All serum samples were assessed using PRV gI Ab test kits (IDEXX Laboratories, USA) according to the manufacturer's protocol. For testing, a diluted sample (100 μL; 1:2) was added to the ELISA plate and incubated for 60 min at 18°C–26°C. The plate was then washed 4 times with 300 μL of wash solution, after which 100 μL of the conjugate was added, and the mixture was incubated for 20 min at 18°C–26°C followed by washing as described above. Then, 100 μL of the substrate was added, and the mixture incubated for 15 min at 18°C–26°C. After incubation, 50 μL of stop solution was added to each well, and the plate was immediately read at 650 nm. The reaction result was read as an optical density (OD) by using an ELISA plate reader (BioTek Instruments Inc., USA). Sample to negative (S/N) ratios were calculated from the ODs according to the kit manufacturer's formula. Cut-off S/N values ≤ 0.6 or ≥ 0.7 were used to classify samples as positive or negative, respectively, for PRV gI antibody presence. It should be noted that the PRV-suspected sample in this study was recognized as a PRV-positive sample when the antibody positive rate was calculated. Additionally, the gilts sampled in May 2015 were different gilts from those sampled in July 2015.

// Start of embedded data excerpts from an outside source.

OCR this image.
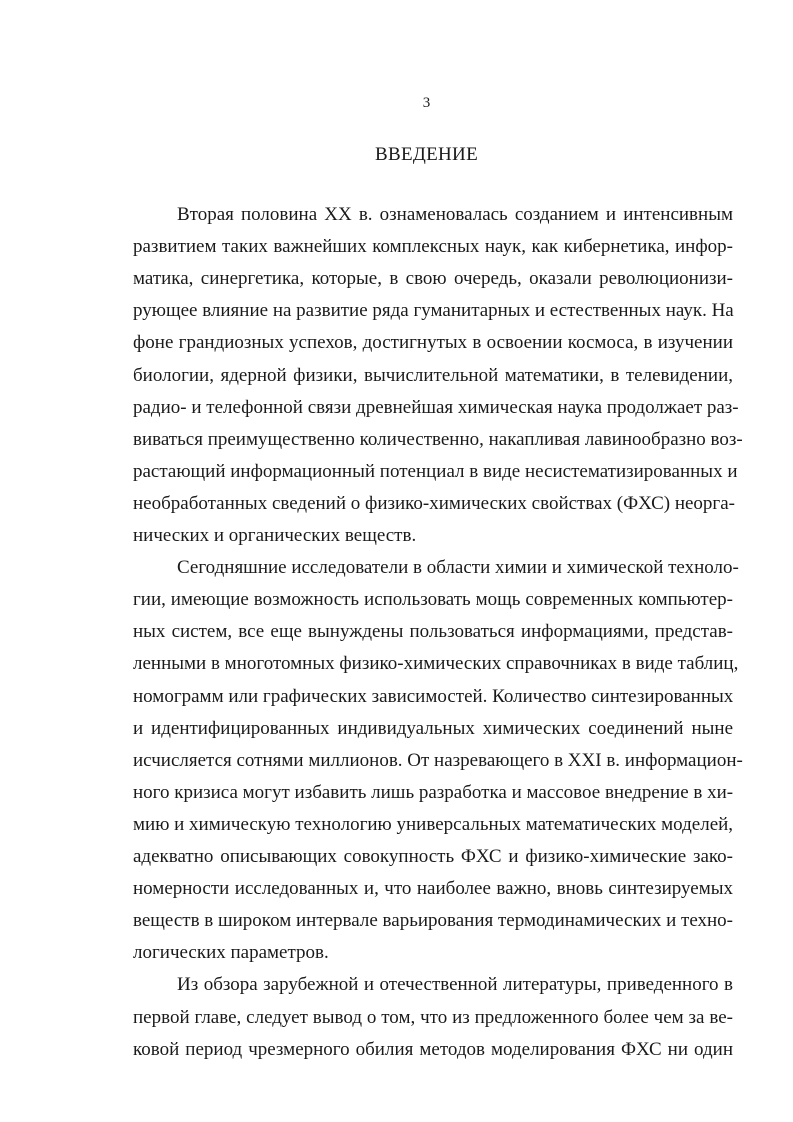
3
ВВЕДЕНИЕ
Вторая половина XX в. ознаменовалась созданием и интенсивным
развитием таких важнейших комплексных наук, как кибернетика, инфор-
матика, синергетика, которые, в свою очередь, оказали революционизи-
рующее влияние на развитие ряда гуманитарных и естественных наук. На
фоне грандиозных успехов, достигнутых в освоении космоса, в изучении
биологии, ядерной физики, вычислительной математики, в телевидении,
радио- и телефонной связи древнейшая химическая наука продолжает раз-
виваться преимущественно количественно, накапливая лавинообразно воз-
растающий информационный потенциал в виде несистематизированных и
необработанных сведений о физико-химических свойствах (ФХС) неорга-
нических и органических веществ.
Сегодняшние исследователи в области химии и химической техноло-
гии, имеющие возможность использовать мощь современных компьютер-
ных систем, все еще вынуждены пользоваться информациями, представ-
ленными в многотомных физико-химических справочниках в виде таблиц,
номограмм или графических зависимостей. Количество синтезированных
и идентифицированных индивидуальных химических соединений ныне
исчисляется сотнями миллионов. От назревающего в XXI в. информацион-
ного кризиса могут избавить лишь разработка и массовое внедрение в хи-
мию и химическую технологию универсальных математических моделей,
адекватно описывающих совокупность ФХС и физико-химические зако-
номерности исследованных и, что наиболее важно, вновь синтезируемых
веществ в широком интервале варьирования термодинамических и техно-
логических параметров.
Из обзора зарубежной и отечественной литературы, приведенного в
первой главе, следует вывод о том, что из предложенного более чем за ве-
ковой период чрезмерного обилия методов моделирования ФХС ни один
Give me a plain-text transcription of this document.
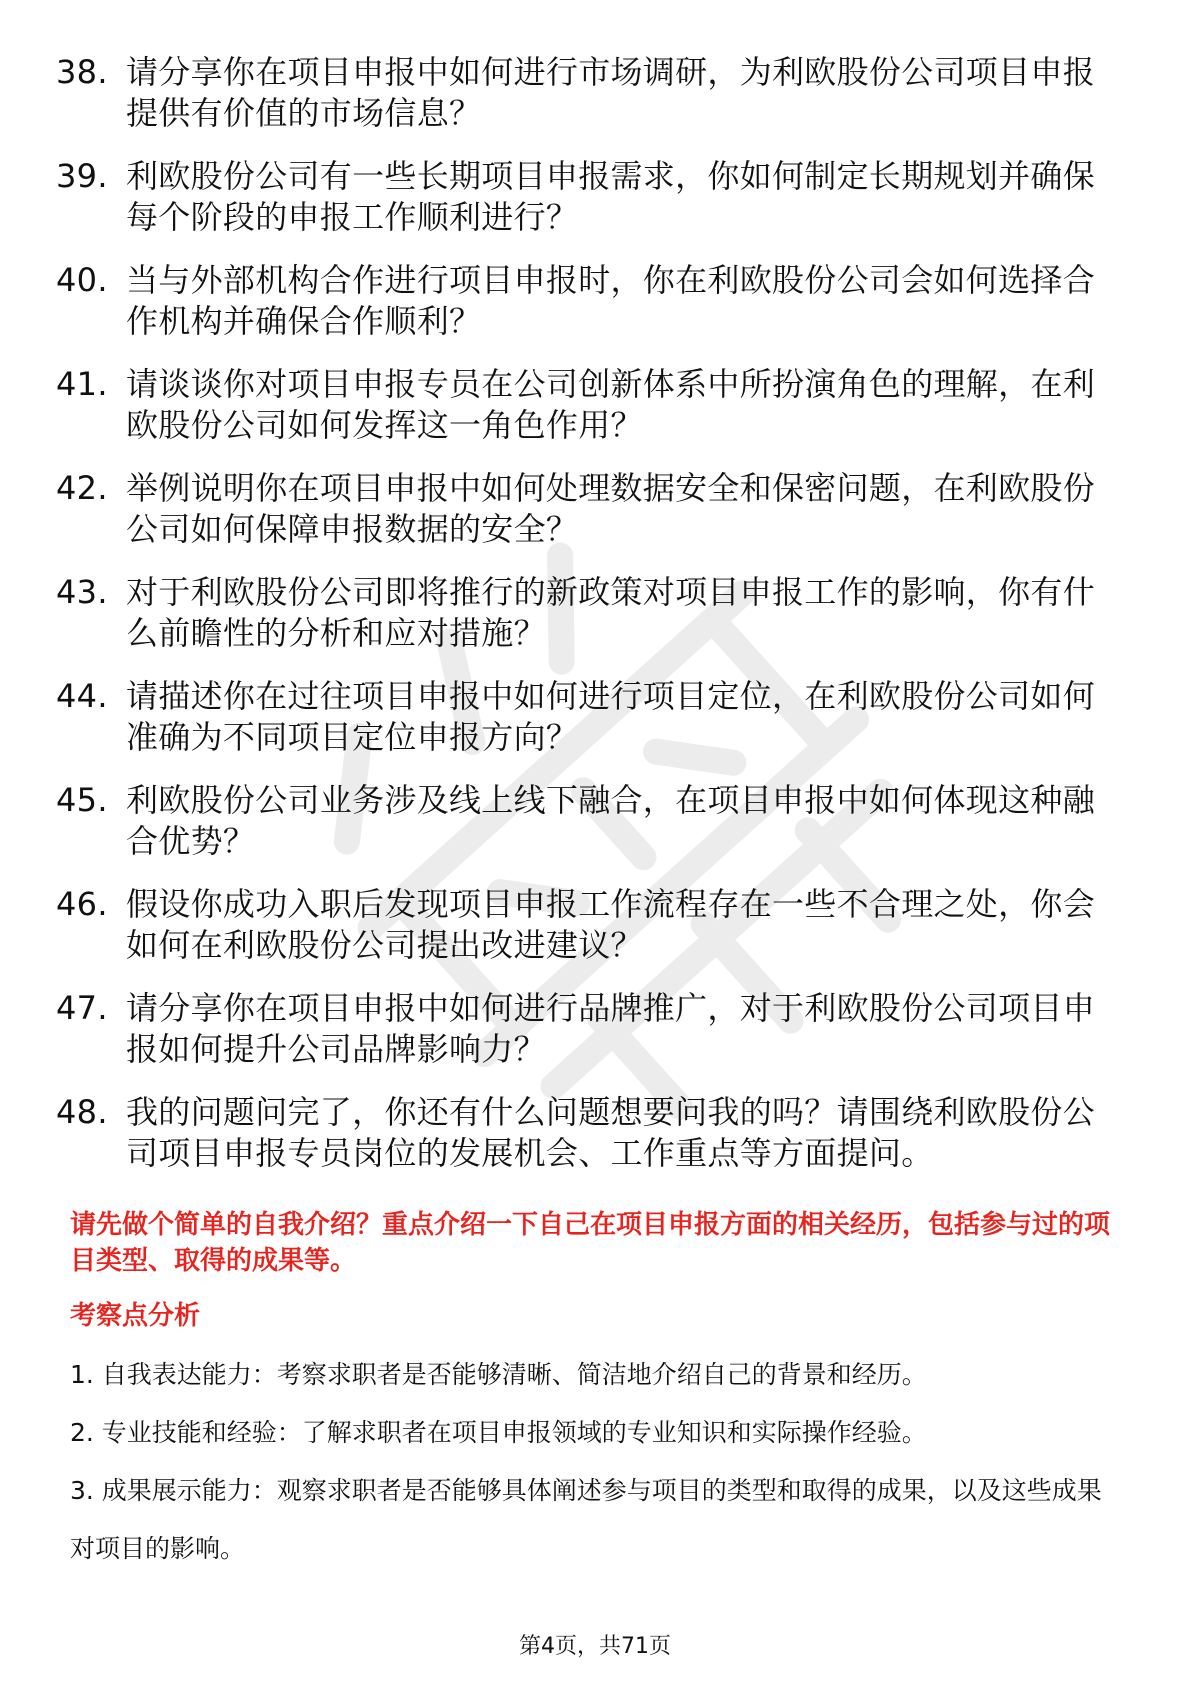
38. 请分享你在项目申报中如何进行市场调研，为利欧股份公司项目申报提供有价值的市场信息？
39. 利欧股份公司有一些长期项目申报需求，你如何制定长期规划并确保每个阶段的申报工作顺利进行？
40. 当与外部机构合作进行项目申报时，你在利欧股份公司会如何选择合作机构并确保合作顺利？
41. 请谈谈你对项目申报专员在公司创新体系中所扮演角色的理解，在利欧股份公司如何发挥这一角色作用？
42. 举例说明你在项目申报中如何处理数据安全和保密问题，在利欧股份公司如何保障申报数据的安全？
43. 对于利欧股份公司即将推行的新政策对项目申报工作的影响，你有什么前瞻性的分析和应对措施？
44. 请描述你在过往项目申报中如何进行项目定位，在利欧股份公司如何准确为不同项目定位申报方向？
45. 利欧股份公司业务涉及线上线下融合，在项目申报中如何体现这种融合优势？
46. 假设你成功入职后发现项目申报工作流程存在一些不合理之处，你会如何在利欧股份公司提出改进建议？
47. 请分享你在项目申报中如何进行品牌推广，对于利欧股份公司项目申报如何提升公司品牌影响力？
48. 我的问题问完了，你还有什么问题想要问我的吗？请围绕利欧股份公司项目申报专员岗位的发展机会、工作重点等方面提问。
请先做个简单的自我介绍？重点介绍一下自己在项目申报方面的相关经历，包括参与过的项目类型、取得的成果等。
考察点分析
1. 自我表达能力：考察求职者是否能够清晰、简洁地介绍自己的背景和经历。
2. 专业技能和经验：了解求职者在项目申报领域的专业知识和实际操作经验。
3. 成果展示能力：观察求职者是否能够具体阐述参与项目的类型和取得的成果，以及这些成果对项目的影响。
第4页，共71页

The detection of PRV gE gene by real-time polymerase chain reaction (PCR)

The brain was ground with liquid nitrogen to powder and diluted with five volumes of PBS. The 1 mL homogenate was centrifuged at 3,000 × g for 10 min at 4°C, and the supernatant was transferred to another 1.5 mL tube. The DNA extraction was performed with a commercial TIANamp Stool DNA Kit (Tiangen Biotech Co., Ltd, China) according to the manufacturer’s instructions. All DNA extracts were stored at −40°C until assayed by real-time PCR.

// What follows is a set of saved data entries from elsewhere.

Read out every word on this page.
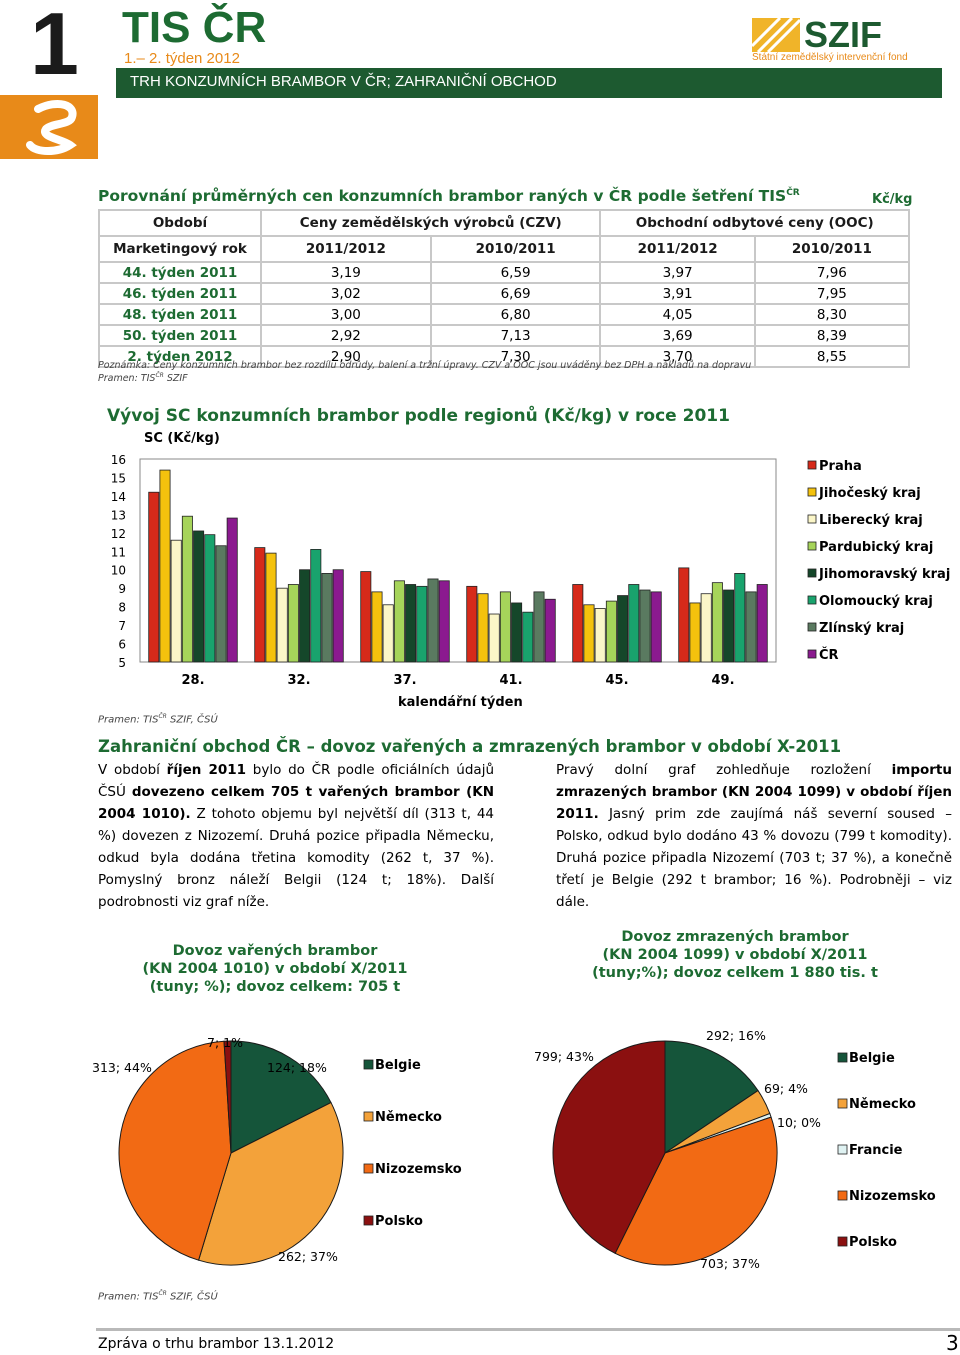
1 TIS ČR
1.– 2. týden 2012
TRH KONZUMNÍCH BRAMBOR V ČR; ZAHRANIČNÍ OBCHOD
SZIF
Státní zemědělský intervenční fond
Porovnání průměrných cen konzumních brambor raných v ČR podle šetření $TIS^{ČR}$	Kč/kg
Období	Ceny zemědělských výrobců (CZV)		Obchodní odbytové ceny (OOC)	
Marketingový rok	2011/2012	2010/2011	2011/2012	2010/2011
44. týden 2011	3,19	6,59	3,97	7,96
46. týden 2011	3,02	6,69	3,91	7,95
48. týden 2011	3,00	6,80	4,05	8,30
50. týden 2011	2,92	7,13	3,69	8,39
2. týden 2012	2,90	7,30	3,70	8,55
Poznámka: Ceny konzumních brambor bez rozdílu odrůdy, balení a tržní úpravy. CZV a OOC jsou uváděny bez DPH a nákladů na dopravu
Pramen: $TIS^{ČR}$ SZIF
Vývoj SC konzumních brambor podle regionů (Kč/kg) v roce 2011
SC (Kč/kg)
5
6
7
8
9
10
11
12
13
14
15
16
28.	32.	37.	41.	45.	49.
Praha
Jihočeský kraj
Liberecký kraj
Pardubický kraj
Jihomoravský kraj
Olomoucký kraj
Zlínský kraj
ČR
kalendářní týden
Pramen: $TIS^{ČR}$ SZIF, ČSÚ
Zahraniční obchod ČR – dovoz vařených a zmrazených brambor v období X-2011
V období říjen 2011 bylo do ČR podle oficiálních údajů ČSÚ dovezeno celkem 705 t vařených brambor (KN 2004 1010). Z tohoto objemu byl největší díl (313 t, 44 %) dovezen z Nizozemí. Druhá pozice připadla Německu, odkud byla dodána třetina komodity (262 t, 37 %). Pomyslný bronz náleží Belgii (124 t; 18%). Další podrobnosti viz graf níže.
Pravý dolní graf zohledňuje rozložení importu zmrazených brambor (KN 2004 1099) v období říjen 2011. Jasný prim zde zaujímá náš severní soused – Polsko, odkud bylo dodáno 43 % dovozu (799 t komodity). Druhá pozice připadla Nizozemí (703 t; 37 %), a konečně třetí je Belgie (292 t brambor; 16 %). Podrobněji – viz dále.
Dovoz vařených brambor
(KN 2004 1010) v období X/2011
(tuny; %); dovoz celkem: 705 t
Dovoz zmrazených brambor
(KN 2004 1099) v období X/2011
(tuny;%); dovoz celkem 1 880 tis. t
124; 18%
262; 37%
313; 44%
7; 1%
Belgie
Německo
Nizozemsko
Polsko
292; 16%
69; 4%
10; 0%
703; 37%
799; 43%	Belgie
Německo
Francie
Nizozemsko
Polsko
Pramen: $TIS^{ČR}$ SZIF, ČSÚ
Zpráva o trhu brambor 13.1.2012	3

The PRV gE gene was detected by using a PRV gE real-time PCR diagnostic kit (Beijing Anheal Laboratories Co., Ltd, China). The amplification reaction was conducted in a 20 μL reaction volume containing 10 μL of PCR master mix, 2.1 μL primers and probe mix, 2 μL of DNA extract, and 5.9 μL of nuclease-free water. The real-time PCR was performed under the following conditions: 95°C for 2 min, and 40 cycles of 95°C for 5 sec and 60°C for 35 sec using an Applied Biosystems ABI 7500 real-time PCR system (Thermo Fisher Scientific, USA). Analysis of the results was carried out using ABI 7500 software, version 2.3. A sample with a Ct value ≤ 35 in the gE real-time PCR assay result was considered positive.

Statistical analysis

All statistical analyses were performed using GraphPad Prism® 7.00 software (GraphPad Software, Inc., USA). Descriptive statistics were used to define the pattern of the PRV gI antibody detection in serum. The S/N ratio data are presented as mean ± SD.

RESULTS

Detection and analysis of PRV gI antibody in May 2015

The May 2015 PRV gI antibody results are shown in Fig. 1. The S/N values for the PRV gI antibody from the different groups of pigs were all above the suggested cut-off, so there were no PRV-positive individuals among the sampled pigs. The results indicated that this pig farm was free of PR.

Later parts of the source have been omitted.